Homurtularınızı işitiyorum, muhterem okurlar. Bunca yılın yazı-çizi insanıyız biz de; bazı hünerler edindik zamanla. “Ulan bunun neresi somut? Hani seçimden meçimden bahsedecektin?” Edeceğim. Yolunu yapıyorum işte. Asabiyeye zarar vermemek için. Aday çıkaracağım illeri titizlikle belirliyorum.

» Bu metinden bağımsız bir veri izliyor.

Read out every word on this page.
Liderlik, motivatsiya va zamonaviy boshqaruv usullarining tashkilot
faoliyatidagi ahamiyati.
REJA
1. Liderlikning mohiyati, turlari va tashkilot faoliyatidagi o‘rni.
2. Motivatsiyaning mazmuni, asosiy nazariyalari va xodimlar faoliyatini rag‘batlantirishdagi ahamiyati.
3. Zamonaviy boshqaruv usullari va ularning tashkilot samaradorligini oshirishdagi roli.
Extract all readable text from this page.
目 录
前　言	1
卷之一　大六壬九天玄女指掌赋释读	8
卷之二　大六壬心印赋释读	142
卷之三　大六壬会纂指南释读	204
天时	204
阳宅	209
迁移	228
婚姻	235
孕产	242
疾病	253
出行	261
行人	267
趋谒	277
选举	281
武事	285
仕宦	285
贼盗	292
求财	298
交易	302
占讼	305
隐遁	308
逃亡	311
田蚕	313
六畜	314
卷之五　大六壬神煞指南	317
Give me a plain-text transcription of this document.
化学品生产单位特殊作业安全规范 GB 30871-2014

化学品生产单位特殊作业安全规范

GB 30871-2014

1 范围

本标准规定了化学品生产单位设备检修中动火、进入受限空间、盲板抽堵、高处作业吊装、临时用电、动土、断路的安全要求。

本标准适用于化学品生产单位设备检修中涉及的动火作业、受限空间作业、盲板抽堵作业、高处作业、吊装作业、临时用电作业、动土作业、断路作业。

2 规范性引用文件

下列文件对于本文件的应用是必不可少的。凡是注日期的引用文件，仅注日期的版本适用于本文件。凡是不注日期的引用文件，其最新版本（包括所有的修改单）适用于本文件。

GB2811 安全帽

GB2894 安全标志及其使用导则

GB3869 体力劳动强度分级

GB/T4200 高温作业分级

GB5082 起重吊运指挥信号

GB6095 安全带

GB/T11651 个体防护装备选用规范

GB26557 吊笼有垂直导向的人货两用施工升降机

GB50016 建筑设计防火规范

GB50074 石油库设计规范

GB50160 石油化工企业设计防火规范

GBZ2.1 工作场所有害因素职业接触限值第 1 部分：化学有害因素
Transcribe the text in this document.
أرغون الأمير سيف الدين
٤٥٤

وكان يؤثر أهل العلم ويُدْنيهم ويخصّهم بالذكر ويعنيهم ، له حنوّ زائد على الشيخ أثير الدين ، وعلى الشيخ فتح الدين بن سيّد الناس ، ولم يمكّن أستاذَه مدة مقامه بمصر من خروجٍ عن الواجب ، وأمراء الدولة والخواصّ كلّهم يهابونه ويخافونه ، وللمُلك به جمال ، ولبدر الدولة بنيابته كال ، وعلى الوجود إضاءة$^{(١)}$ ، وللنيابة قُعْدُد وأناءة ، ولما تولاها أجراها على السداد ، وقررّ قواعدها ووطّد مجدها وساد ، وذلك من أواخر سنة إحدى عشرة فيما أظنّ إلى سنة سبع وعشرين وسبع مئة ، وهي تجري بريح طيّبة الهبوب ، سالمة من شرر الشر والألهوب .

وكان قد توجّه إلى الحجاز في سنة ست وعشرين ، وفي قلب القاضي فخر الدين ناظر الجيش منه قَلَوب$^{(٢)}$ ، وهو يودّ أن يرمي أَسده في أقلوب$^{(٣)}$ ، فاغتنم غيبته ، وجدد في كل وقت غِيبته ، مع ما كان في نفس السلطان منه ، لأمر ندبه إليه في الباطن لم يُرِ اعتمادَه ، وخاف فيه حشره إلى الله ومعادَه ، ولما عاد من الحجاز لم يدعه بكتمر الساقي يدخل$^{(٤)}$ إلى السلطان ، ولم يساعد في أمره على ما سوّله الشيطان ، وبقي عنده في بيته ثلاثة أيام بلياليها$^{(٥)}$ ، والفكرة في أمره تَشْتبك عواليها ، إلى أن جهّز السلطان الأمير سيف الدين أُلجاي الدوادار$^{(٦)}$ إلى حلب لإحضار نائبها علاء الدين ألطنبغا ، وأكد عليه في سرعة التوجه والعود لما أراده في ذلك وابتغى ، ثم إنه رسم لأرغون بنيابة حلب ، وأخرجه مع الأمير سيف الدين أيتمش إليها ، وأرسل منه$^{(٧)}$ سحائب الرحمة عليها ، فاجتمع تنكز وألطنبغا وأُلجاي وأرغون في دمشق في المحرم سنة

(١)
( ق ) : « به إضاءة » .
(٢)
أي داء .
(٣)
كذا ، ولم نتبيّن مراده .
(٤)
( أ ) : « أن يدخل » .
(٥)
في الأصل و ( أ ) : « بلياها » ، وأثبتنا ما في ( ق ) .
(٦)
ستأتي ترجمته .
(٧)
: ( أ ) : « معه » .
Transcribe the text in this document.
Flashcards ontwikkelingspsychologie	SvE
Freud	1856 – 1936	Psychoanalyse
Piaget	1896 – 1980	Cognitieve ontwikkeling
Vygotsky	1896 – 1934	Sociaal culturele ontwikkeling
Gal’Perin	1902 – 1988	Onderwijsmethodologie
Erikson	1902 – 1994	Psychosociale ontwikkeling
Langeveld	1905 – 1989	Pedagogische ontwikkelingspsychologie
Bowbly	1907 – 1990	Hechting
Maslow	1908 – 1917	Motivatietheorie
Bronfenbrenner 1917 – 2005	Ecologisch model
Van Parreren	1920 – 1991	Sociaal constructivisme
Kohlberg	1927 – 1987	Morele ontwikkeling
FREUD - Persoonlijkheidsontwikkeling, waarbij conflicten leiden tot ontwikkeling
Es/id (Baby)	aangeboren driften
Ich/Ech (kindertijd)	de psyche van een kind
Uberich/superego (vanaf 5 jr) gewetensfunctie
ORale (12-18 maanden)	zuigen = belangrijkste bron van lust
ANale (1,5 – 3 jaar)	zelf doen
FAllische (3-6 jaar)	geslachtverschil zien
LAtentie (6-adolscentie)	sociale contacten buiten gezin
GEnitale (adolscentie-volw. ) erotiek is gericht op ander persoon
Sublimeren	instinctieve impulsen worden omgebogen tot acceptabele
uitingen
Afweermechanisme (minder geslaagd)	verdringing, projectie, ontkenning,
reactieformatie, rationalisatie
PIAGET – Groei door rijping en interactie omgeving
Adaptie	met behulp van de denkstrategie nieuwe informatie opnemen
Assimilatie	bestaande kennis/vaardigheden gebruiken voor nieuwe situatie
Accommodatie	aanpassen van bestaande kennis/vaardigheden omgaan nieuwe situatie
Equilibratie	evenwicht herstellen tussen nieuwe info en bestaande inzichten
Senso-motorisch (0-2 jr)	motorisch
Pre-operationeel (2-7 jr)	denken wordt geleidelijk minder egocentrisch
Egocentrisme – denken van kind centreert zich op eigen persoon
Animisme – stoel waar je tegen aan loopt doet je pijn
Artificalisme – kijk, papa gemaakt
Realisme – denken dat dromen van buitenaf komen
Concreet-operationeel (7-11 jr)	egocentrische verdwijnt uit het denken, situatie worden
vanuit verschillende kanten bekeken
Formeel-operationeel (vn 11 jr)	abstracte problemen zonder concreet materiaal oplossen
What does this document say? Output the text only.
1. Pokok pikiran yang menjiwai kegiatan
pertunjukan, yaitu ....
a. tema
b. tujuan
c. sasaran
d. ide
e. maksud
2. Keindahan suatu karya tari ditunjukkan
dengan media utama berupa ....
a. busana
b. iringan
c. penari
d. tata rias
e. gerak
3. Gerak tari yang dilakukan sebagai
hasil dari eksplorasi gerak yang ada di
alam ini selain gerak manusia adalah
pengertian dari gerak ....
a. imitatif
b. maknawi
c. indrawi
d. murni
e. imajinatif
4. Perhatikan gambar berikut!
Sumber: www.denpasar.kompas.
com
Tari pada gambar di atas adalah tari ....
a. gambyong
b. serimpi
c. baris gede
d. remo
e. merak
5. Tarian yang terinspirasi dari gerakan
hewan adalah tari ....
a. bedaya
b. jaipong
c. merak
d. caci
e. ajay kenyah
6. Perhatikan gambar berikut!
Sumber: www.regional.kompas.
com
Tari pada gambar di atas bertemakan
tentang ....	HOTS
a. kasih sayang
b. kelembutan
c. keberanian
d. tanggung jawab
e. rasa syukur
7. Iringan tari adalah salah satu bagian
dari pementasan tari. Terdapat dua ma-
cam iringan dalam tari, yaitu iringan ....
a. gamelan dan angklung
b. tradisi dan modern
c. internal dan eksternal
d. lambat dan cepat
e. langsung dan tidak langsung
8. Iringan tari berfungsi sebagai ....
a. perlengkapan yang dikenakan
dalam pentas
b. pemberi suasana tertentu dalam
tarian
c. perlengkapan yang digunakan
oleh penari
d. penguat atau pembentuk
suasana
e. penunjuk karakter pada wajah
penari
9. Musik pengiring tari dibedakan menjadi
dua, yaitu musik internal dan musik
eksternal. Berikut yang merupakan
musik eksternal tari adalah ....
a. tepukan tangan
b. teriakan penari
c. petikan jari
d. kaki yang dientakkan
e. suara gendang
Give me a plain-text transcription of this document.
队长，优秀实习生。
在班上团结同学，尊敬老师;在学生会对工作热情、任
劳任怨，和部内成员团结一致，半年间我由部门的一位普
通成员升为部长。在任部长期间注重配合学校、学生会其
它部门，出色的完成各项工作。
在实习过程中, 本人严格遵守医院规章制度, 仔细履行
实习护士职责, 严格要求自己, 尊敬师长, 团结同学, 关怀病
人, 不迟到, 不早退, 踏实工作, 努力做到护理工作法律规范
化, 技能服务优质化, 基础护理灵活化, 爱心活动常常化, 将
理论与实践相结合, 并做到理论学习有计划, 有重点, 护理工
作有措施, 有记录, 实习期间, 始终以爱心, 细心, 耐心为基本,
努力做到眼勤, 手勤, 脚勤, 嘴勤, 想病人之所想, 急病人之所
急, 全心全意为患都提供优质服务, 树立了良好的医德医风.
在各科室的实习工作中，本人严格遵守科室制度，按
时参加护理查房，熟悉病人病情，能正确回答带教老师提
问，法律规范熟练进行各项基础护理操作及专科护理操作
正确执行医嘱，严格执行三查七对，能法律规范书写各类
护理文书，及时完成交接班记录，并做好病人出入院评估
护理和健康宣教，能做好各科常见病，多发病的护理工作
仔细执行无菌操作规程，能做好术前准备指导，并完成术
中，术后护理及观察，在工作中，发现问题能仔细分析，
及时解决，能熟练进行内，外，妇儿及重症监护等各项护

Seçim tamamen -evet, tamamen!- matematik işi. “Kim kaç oy alacak?”tan ibaret bir sonuç evresi var ki, önceki her şeyi kendisine tâbi kılıyor, kendisine ulaşmayan hiçbir çabaya hiçbir ödül vermiyor. Yani biz de, seçime kadar, seçime doğru yapılacak her şeyi öncelikle bu kıstasa göre değerlendirmek durumundayız. TİP’in HDP ile mesafe koyma girişimi bu bakımdan yararlı mıdır? Tabiî bu soruyu iki ayrı kanaldan sorabiliriz: (1) Bugünkü zulüm rejimini devirecek bir seçim sonucu oluşturmaya yararı var mı? (2) Oy bakımından TİP’e yararı var mı?
İlk sorunun cevabı: hayır. İtiraz eden? Yok. Güzel. Nâçizâne görüşüm o ki, ikinci sorunun cevabı da ilk bakışta ‘hayır’. Ama işte burada devreye kurstu dersti diye bahsettiğim şey giriyor ve bize, böyle soruları, nesnel olarak değerlendirmek amacıyla olayın üzerine eğilenlerin farklı, hadisenin merkezindeki sol örgütlerin farklı sorduğunu hatırlatıyor. Türkiyem solunun maalesef idrakı ve kabulü zor bir benmerkezcilikle mâlûl olduğu kadim bilgisiyle birlikte. Biz -amorf, heterojen, herhangi bir odakta toplaşmamış, yalnız tepkiler ve dilekler bakımından birleşmiş örgütsüz kitle-, hâlihazırdaki siyasî-toplumsal koşulları zemine yayıp üzerine oturarak, hemen yarın mümkün ve mâkûl olanın nasıl gerçekleştirileceği gibi bir soruya cevap aramakla meşgûlüz. Ve bu bakımdan en çok ihtiyaç duyduğumuz şey, bizde heves uyandıracak, “yapabiliriz” duygusunu güçlendirecek, evet, kabaca, yeni bir asabiye oluşumunu besleyecek tavırlar, gelişmeler. Hattâ belki güvenceler. Yani, “güvenebiliriz” hissiyatı. Bu sadece tek kanallı basit bir duygu değil, tam teşkilatlı, “Türkiyem”in sevdiği deyişle “kompile” bir ruh hali.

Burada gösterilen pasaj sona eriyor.